Generating a gaussian distribution with only positive numbers


Is there any way to randomly generate a set of positive numbers such that they have a desired mean and standard deviation?

I have an algorithm to generate numbers with a gaussian distribution, but I don't know how to deal with negative numbers in a way the preserves the mean and standard deviation.
It looks like a poisson distribution might be a good approximation, but it takes only a mean.

EDIT: There's been some confusion in the responses so I'll try to clarify.

I have a set of numbers that give me a mean and a standard deviation. I would like to generate an equally sized set of numbers with an equivalent mean and standard deviation. Normally, I would use a gaussian distribution to do this, however in this case I have an additional constraint that all values must be greater than zero.

The algorithm I'm looking for doesn't need to be gaussian-based (judging by the comments so far, it probably shouldn't be) and doesn't need to be perfect. It doesn't matter if the resulting number set has a slightly different mean/standard deviation -- I just want something that will usually be in the ballpark.


Solution

  • You may be looking for log-normal distribution, as David Norman suggested, or maybe exponential, binomial, or some other distribution. If you have an algorithm to generate one distribution, it is probably not good for generating numbers conforming to another distribution. But only you know how your numbers are really distributed.

    With normal distribution, the random variable's range is from negative infinity to positive infinity, so if you're looking for positive numbers only, then it is not Gaussian.
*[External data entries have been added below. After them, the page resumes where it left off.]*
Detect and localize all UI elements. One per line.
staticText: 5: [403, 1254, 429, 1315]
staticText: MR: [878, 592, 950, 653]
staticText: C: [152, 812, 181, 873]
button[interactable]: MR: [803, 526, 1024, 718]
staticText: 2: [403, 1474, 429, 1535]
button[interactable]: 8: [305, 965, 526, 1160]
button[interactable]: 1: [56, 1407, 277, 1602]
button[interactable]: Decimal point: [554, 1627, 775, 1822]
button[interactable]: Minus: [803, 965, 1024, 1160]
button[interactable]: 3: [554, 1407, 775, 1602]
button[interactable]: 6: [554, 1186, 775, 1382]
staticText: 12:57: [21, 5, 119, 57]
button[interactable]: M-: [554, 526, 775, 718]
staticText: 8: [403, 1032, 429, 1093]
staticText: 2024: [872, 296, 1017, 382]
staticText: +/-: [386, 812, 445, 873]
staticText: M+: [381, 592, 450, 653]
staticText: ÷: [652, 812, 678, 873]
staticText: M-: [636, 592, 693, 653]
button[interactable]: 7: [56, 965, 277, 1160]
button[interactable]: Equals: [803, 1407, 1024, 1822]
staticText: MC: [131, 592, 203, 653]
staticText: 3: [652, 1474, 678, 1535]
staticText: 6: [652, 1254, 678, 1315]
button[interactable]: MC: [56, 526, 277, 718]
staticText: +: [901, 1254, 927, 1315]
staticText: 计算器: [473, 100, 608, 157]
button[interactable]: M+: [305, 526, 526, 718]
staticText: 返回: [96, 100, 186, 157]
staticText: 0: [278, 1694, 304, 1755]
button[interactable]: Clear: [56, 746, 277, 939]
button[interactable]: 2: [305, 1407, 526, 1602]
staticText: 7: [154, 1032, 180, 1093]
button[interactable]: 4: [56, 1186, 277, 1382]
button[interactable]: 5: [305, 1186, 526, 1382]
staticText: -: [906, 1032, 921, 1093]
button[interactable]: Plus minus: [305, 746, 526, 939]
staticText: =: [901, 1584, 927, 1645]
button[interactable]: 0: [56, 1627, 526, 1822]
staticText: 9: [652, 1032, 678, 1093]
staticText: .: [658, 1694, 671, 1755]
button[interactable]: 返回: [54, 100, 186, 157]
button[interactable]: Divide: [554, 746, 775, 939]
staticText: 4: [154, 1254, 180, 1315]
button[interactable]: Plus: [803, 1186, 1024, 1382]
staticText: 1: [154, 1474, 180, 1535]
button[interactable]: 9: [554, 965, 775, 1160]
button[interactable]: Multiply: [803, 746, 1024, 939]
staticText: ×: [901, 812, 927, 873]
    Different distributions also have unique properties, for example, with Poisson distribution, the standard deviations is always equal to the mean. (That's why your library function doesn't ask from the standard deviation parameter, only the mean).

    In the worst case, you could generate a random real number between 0 and 1 and compute the probability density function on your own. (Depending on the distribution, this may be much easier said than done).